It is common knowledge that certain foods and drinks can damage your teeth, but you may be unaware of other harmful habits. From misusing your teeth to overeating sugary treats, your teeth are at risk for cavities and other dental health issues every day. Avoid these habits to protect your oral health and make your family dentist proud.
Using Teeth as Tools:
Whether a bag of chips or a bottle of water, you should never use your teeth to try to open things. This can cause your teeth to break or crack, leaving them more vulnerable to tooth decay. Next time, use an actual tool instead.
Eating/Drinking Sugary Foods:
If your teeth had a nemesis, it would probably be sugar. Your favorite sweet treats can often increase the risk of cavities and other oral health issues, as sugar causes bacteria to thrive in your mouth. Especially avoid gummy candies, which can keep sugars around even longer.
Drinking Wine or Coffee:
Coffee and wine are both notorious for discoloring and staining teeth. The main cause of this discoloring is that the acids in coffee and wine can remove some of your tooth enamel, leaving surfaces more vulnerable to stains.
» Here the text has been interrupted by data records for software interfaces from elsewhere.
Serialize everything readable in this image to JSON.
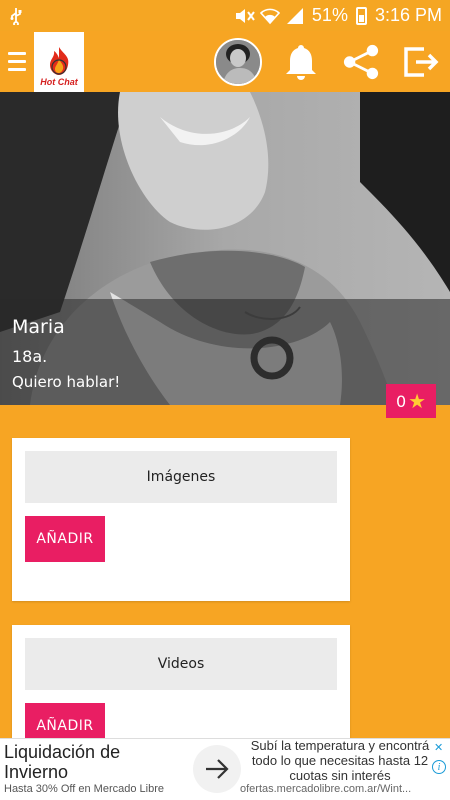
{
  "status_bar": {
    "battery": "51%",
    "time": "3:16 PM"
  },
  "app_bar": {
    "logo_text": "Hot Chat"
  },
  "profile": {
    "name": "Maria",
    "age": "18a.",
    "status": "Quiero hablar!",
    "rating": "0"
  },
  "sections": [
    {
      "title": "Imágenes",
      "button": "AÑADIR"
    },
    {
      "title": "Videos",
      "button": "AÑADIR"
    }
  ],
  "ad": {
    "title": "Liquidación de Invierno",
    "subtitle": "Hasta 30% Off en Mercado Libre",
    "description": "Subí la temperatura y encontrá todo lo que necesitas hasta 12 cuotas sin interés",
    "url": "ofertas.mercadolibre.com.ar/Wint..."
  },
  "colors": {
    "primary": "#f7a523",
    "accent": "#e91e63",
    "star": "#ffcc33"
  }
}
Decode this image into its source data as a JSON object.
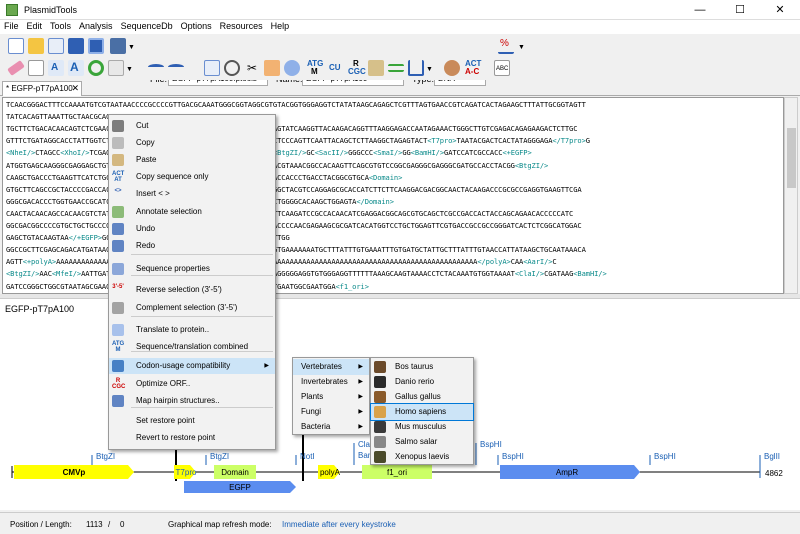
{
  "window": {
    "title": "PlasmidTools",
    "minimize": "—",
    "maximize": "☐",
    "close": "✕"
  },
  "menubar": [
    "File",
    "Edit",
    "Tools",
    "Analysis",
    "SequenceDb",
    "Options",
    "Resources",
    "Help"
  ],
  "toolbar": {
    "file_label": "File:",
    "file_value": "EGFP-pT7pA100.ptools",
    "name_label": "Name:",
    "name_value": "EGFP-pT7pA100",
    "type_label": "Type:",
    "type_value": "DNA",
    "atg_text": "ATG",
    "m_text": "M",
    "cu_text": "CU",
    "r_text": "R",
    "cgc_text": "CGC",
    "c_text": "C",
    "act_text": "ACT",
    "ac_text": "A-C",
    "abc_text": "ABC"
  },
  "tab": {
    "label": "* EGFP-pT7pA100",
    "close": "✕"
  },
  "sequence_lines": [
    [
      "TCAACGGGACTTTCCAAAATGTCGTAATAACCCCGCCCCGTTGACGCAAATGGGCGGTAGGCGTGTACGGTGGGAGGTCTATATAAGCAGAGCTCGTTTAGTGAACCGTCAGATCACTAGAAGCTTTATTGCGGTAGTT"
    ],
    [
      "TATCACAGTTAAATTGCTAACGCAGTCAGTG",
      "tag:<CMVp/>"
    ],
    [
      "TGCTTCTGACACAACAGTCTCGAACTTAAGCTGCAGAAGTTGGTCGTGAGGCACTGGGCAGGTAAGTATCAAGGTTACAAGACAGGTTTAAGGAGACCAATAGAAACTGGGCTTGTCGAGACAGAGAAGACTCTTGC"
    ],
    [
      "GTTTCTGATAGGCACCTATTGGTCTTACTGACATCCACTTTGCCTTTCTCTCCACAGGTGTCCACTCCCAGTTCAATTACAGCTCTTAAGGCTAGAGTACT",
      "tag:<T7pro>",
      "TAATACGACTCACTATAGGGAGA",
      "tag:</T7pro>",
      "G"
    ],
    [
      "tag:<NheI/>",
      "CTAGCC",
      "tag:<XhoI/>",
      "TCGAGCTCAAGCTTCGAATTCTG",
      "tag:<Acc65I/>",
      "GTAC",
      "tag:<KpnI/>",
      "C",
      "tag:<BtgZI/>",
      "GC",
      "tag:<SacII/>",
      "GGGCCC",
      "tag:<SmaI/>",
      "GG",
      "tag:<BamHI/>",
      "GATCCATCGCCACC",
      "tag:<+EGFP>"
    ],
    [
      "ATGGTGAGCAAGGGCGAGGAGCTGTTCACCGGGGTGGTGCCCATCCTGGTCGAGCTGGACGGCGACGTAAACGGCCACAAGTTCAGCGTGTCCGGCGAGGGCGAGGGCGATGCCACCTACGG",
      "tag:<BtgZI/>"
    ],
    [
      "CAAGCTGACCCTGAAGTTCATCTGCACCACCGGCAAGCTGCCCGTGCCCTGGCCCACCCTCGTGACCACCCTGACCTACGGCGTGCA",
      "tag:<Domain>"
    ],
    [
      "GTGCTTCAGCCGCTACCCCGACCACATGAAGCAGCACGACTTCTTCAAGTCCGCCATGCCCGAAGGCTACGTCCAGGAGCGCACCATCTTCTTCAAGGACGACGGCAACTACAAGACCCGCGCCGAGGTGAAGTTCGA"
    ],
    [
      "GGGCGACACCCTGGTGAACCGCATCGAGCTGAAGGGCATCGACTTCAAGGAGGACGGCAACATCCTGGGGCACAAGCTGGAGTA",
      "tag:</Domain>"
    ],
    [
      "CAACTACAACAGCCACAACGTCTATATCATGGCCGACAAGCAGAAGAACGGCATCAAGGTGAACTTCAAGATCCGCCACAACATCGAGGACGGCAGCGTGCAGCTCGCCGACCACTACCAGCAGAACACCCCCATC"
    ],
    [
      "GGCGACGGCCCCGTGCTGCTGCCCGACAACCACTACCTGAGCACCCAGTCCGCCCTGAGCAAAGACCCCAACGAGAAGCGCGATCACATGGTCCTGCTGGAGTTCGTGACCGCCGCCGGGATCACTCTCGGCATGGAC"
    ],
    [
      "GAGCTGTACAAGTAA",
      "tag:</+EGFP>",
      "GCGGCCGCTTCGAGCAGACATGATAAGATACATTGATGAGTTTGG"
    ],
    [
      "GGCCGCTTCGAGCAGACATGATAAGATACATTGATGAGTTTGGACAAACCACAACTAGAATGCAGTGAAAAAAATGCTTTATTTGTGAAATTTGTGATGCTATTGCTTTATTTGTAACCATTATAAGCTGCAATAAACA"
    ],
    [
      "AGTT",
      "tag:<+polyA>",
      "AAAAAAAAAAAAAAAAAAAAAAAAAAAAAAAAAAAAAAAAAAAAAAAAAAAAAAAAAAAAAAAAAAAAAAAAAAAAAAAAAAAAAAAAAAAAAAAAAAAAA",
      "tag:</polyA>",
      "CAA",
      "tag:<AarI/>",
      "C"
    ],
    [
      "tag:<BtgZI/>",
      "AAC",
      "tag:<MfeI/>",
      "AATTGATCCTCGAGAAGTGGTTTTTTGCCCACCTTGTTTCAGGTTCAGGGGGAGGTGTGGGAGGTTTTTTAAAGCAAGTAAAACCTCTACAAATGTGGTAAAAT",
      "tag:<ClaI/>",
      "CGATAAG",
      "tag:<BamHI/>"
    ],
    [
      "GATCCGGGCTGGCGTAATAGCGAAGAGGCCCGCACCGATCGCCCTTCCCAACAGTTGCGCAGCCTGAATGGCGAATGGA",
      "tag:<f1_ori>"
    ]
  ],
  "map": {
    "title": "EGFP-pT7pA100",
    "features": [
      "CMVp",
      "T7pro",
      "Domain",
      "EGFP",
      "polyA",
      "f1_ori",
      "AmpR"
    ],
    "sites": [
      "BtgZI",
      "BtgZI",
      "NotI",
      "Nhel",
      "ClaI",
      "Bam",
      "BspHI",
      "BspHI",
      "BspHI",
      "BglII"
    ],
    "length_label": "4862"
  },
  "status": {
    "position_label": "Position / Length:",
    "position_value": "1113",
    "slash": "/",
    "length_value": "0",
    "refresh_label": "Graphical map refresh mode:",
    "refresh_value": "Immediate after every keystroke"
  },
  "context_menu": {
    "items": [
      {
        "label": "Cut",
        "icon": "scissors-icon"
      },
      {
        "label": "Copy",
        "icon": "copy-icon"
      },
      {
        "label": "Paste",
        "icon": "paste-icon"
      },
      {
        "label": "Copy sequence only",
        "icon": "copy-sequence-icon",
        "icon_text": "ACT AT"
      },
      {
        "label": "Insert < >",
        "icon": "insert-tag-icon",
        "icon_text": "<>"
      },
      {
        "label": "Annotate selection",
        "icon": "annotate-icon"
      },
      {
        "label": "Undo",
        "icon": "undo-icon"
      },
      {
        "label": "Redo",
        "icon": "redo-icon"
      },
      {
        "label": "Sequence properties",
        "icon": "properties-icon"
      },
      {
        "label": "Reverse selection (3'-5')",
        "icon": "reverse-icon",
        "icon_text": "3'-5'"
      },
      {
        "label": "Complement selection (3'-5')",
        "icon": "complement-icon"
      },
      {
        "label": "Translate to protein..",
        "icon": "translate-icon"
      },
      {
        "label": "Sequence/translation combined",
        "icon": "combined-icon",
        "icon_text": "ATG M"
      },
      {
        "label": "Codon-usage compatibility",
        "icon": "codon-icon"
      },
      {
        "label": "Optimize ORF..",
        "icon": "optimize-icon",
        "icon_text": "R CGC"
      },
      {
        "label": "Map hairpin structures..",
        "icon": "hairpin-icon"
      },
      {
        "label": "Set restore point",
        "icon": ""
      },
      {
        "label": "Revert to restore point",
        "icon": ""
      }
    ],
    "groups": [
      "Vertebrates",
      "Invertebrates",
      "Plants",
      "Fungi",
      "Bacteria"
    ],
    "species": [
      "Bos taurus",
      "Danio rerio",
      "Gallus gallus",
      "Homo sapiens",
      "Mus musculus",
      "Salmo salar",
      "Xenopus laevis"
    ]
  },
  "colors": {
    "accent": "#0078d7",
    "menu_highlight": "#cce4f7",
    "tag": "#0a8a8a",
    "feature_yellow": "#ffff00",
    "feature_green": "#ccff66",
    "feature_blue": "#5b8def"
  }
}
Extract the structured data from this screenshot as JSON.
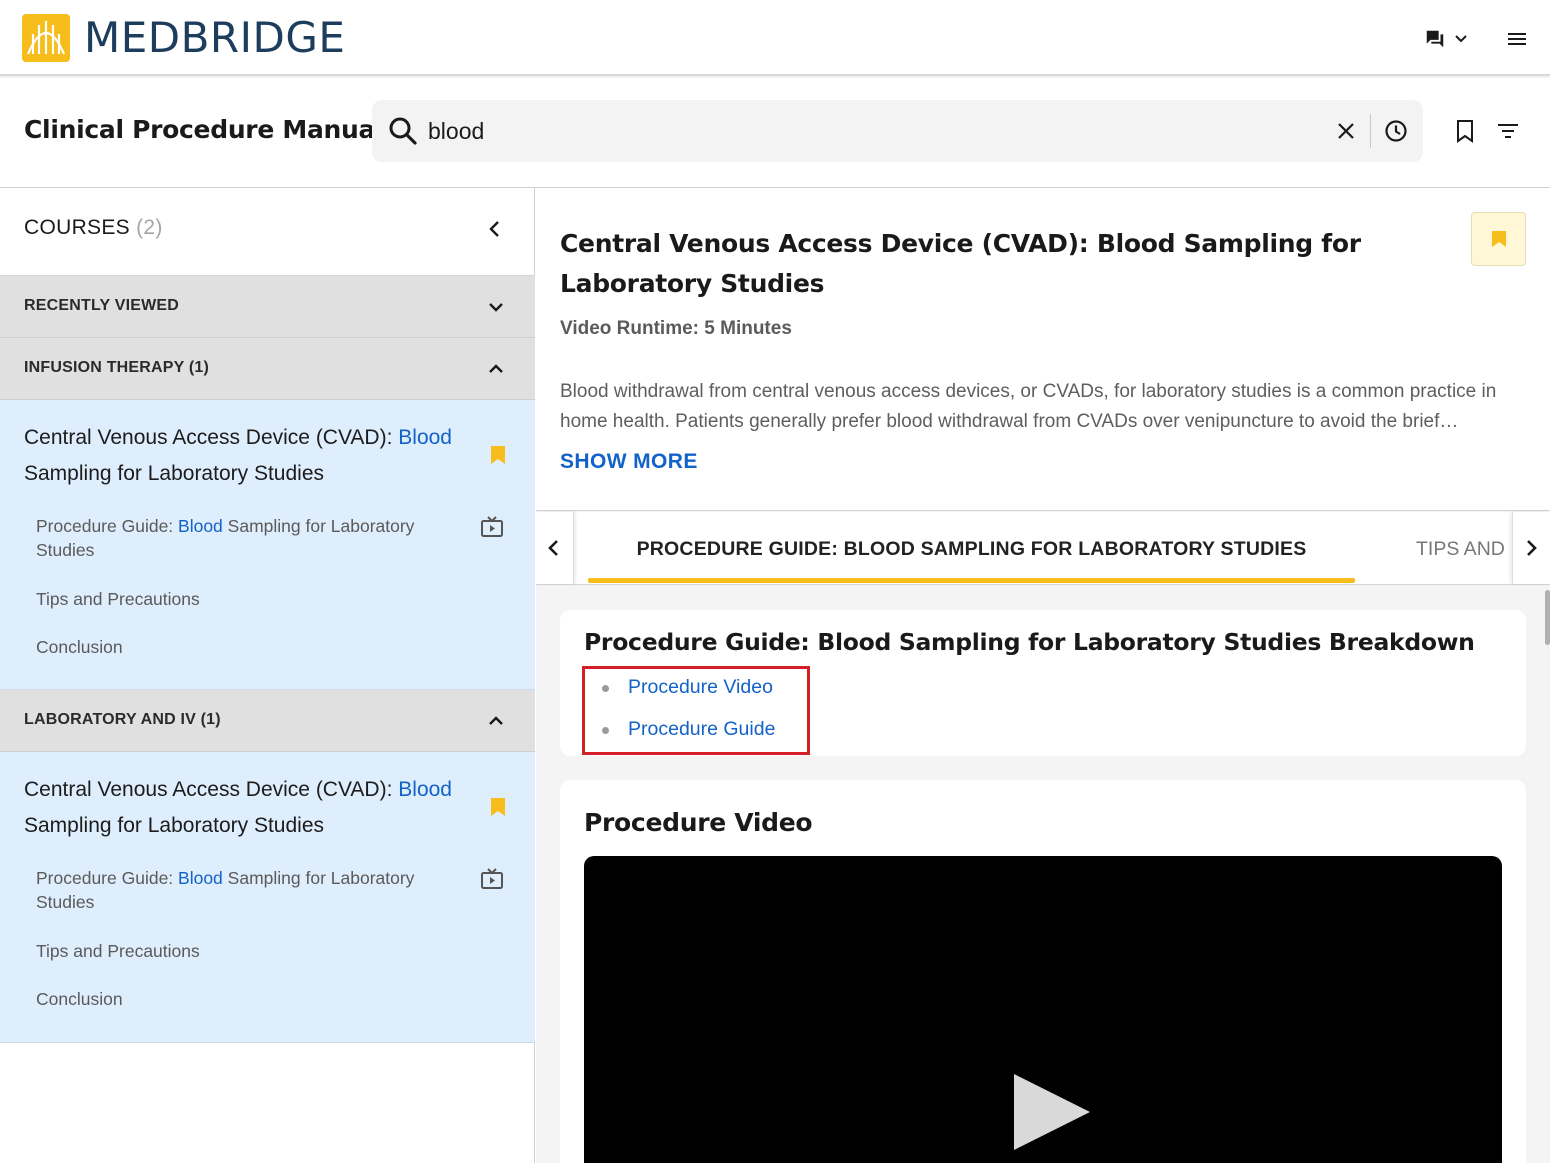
{
  "app": {
    "brand": "MEDBRIDGE",
    "colors": {
      "accent": "#f6bd1b",
      "link": "#1362c9",
      "selected_bg": "#dfeefd",
      "highlight_box": "#d41f26"
    }
  },
  "topbar": {
    "chat_icon": "chat-bubbles-icon",
    "menu_icon": "hamburger-menu-icon"
  },
  "header": {
    "title": "Clinical Procedure Manual",
    "search": {
      "value": "blood",
      "placeholder": ""
    }
  },
  "sidebar": {
    "courses_label": "COURSES",
    "courses_count": "(2)",
    "sections": [
      {
        "label": "RECENTLY VIEWED",
        "expanded": false
      },
      {
        "label": "INFUSION THERAPY (1)",
        "expanded": true,
        "course": {
          "title_pre": "Central Venous Access Device (CVAD): ",
          "title_hl": "Blood",
          "title_post": " Sampling for Laboratory Studies",
          "sub1_pre": "Procedure Guide: ",
          "sub1_hl": "Blood",
          "sub1_post": " Sampling for Laboratory Studies",
          "sub2": "Tips and Precautions",
          "sub3": "Conclusion"
        }
      },
      {
        "label": "LABORATORY AND IV (1)",
        "expanded": true,
        "course": {
          "title_pre": "Central Venous Access Device (CVAD): ",
          "title_hl": "Blood",
          "title_post": " Sampling for Laboratory Studies",
          "sub1_pre": "Procedure Guide: ",
          "sub1_hl": "Blood",
          "sub1_post": " Sampling for Laboratory Studies",
          "sub2": "Tips and Precautions",
          "sub3": "Conclusion"
        }
      }
    ]
  },
  "detail": {
    "title": "Central Venous Access Device (CVAD): Blood Sampling for Laboratory Studies",
    "runtime": "Video Runtime: 5 Minutes",
    "description": "Blood withdrawal from central venous access devices, or CVADs, for laboratory studies is a common practice in home health. Patients generally prefer blood withdrawal from CVADs over venipuncture to avoid the brief…",
    "show_more": "SHOW MORE"
  },
  "tabs": {
    "active": "PROCEDURE GUIDE: BLOOD SAMPLING FOR LABORATORY STUDIES",
    "next": "TIPS AND"
  },
  "breakdown": {
    "title": "Procedure Guide: Blood Sampling for Laboratory Studies Breakdown",
    "links": [
      "Procedure Video",
      "Procedure Guide"
    ]
  },
  "video": {
    "title": "Procedure Video"
  }
}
Not only can teeth be broken or chipped by these cold, hard cubes, but the soft tissue inside your teeth and gums can also be negatively affected and cause toothaches.
Chewing on Pencils:
Many students have absently chewed the end of a pencil while sitting in class or studying, but this is a bad habit for teeth. This, like chewing ice, also increases the possibility of your teeth breaking or cracking.
Tobacco products cause many oral health complications. Nicotine can discolor your teeth and lead to oral cancer, and the smoke can irritate gums, leading to gum recession and the resulting higher risk of tooth decay.
Playing Without a Mouthguard:
If you are part of any high-impact sports, you should never consider not wearing a mouthguard. Your dentist is available to custom fit one specifically for you, helping avoid the risk of chipping or even losing teeth when the game gets rough.
Grinding Teeth at Night:
Clenching and grinding your teeth at any time of the day will quickly wear down your teeth. Putting too much pressure on your teeth can even cause micro-fractures. Again, your dentist can make recommendations or custom fit a night-time mouthguard.
Piercing Your Tongue:
Tongue piercings can wear away at your teeth, often to the point that you will require veneers or crowns in the future. They can also add a greater risk for sores and infections, as your mouth already contains a lot of bacteria.
Brushing Your Teeth Too Hard:
Follow your dentist’s instructions to brush in circular motions and with a soft bristled tooth brush. Otherwise, you may be wearing away your tooth enamel and sometimes even causing your gums to recede.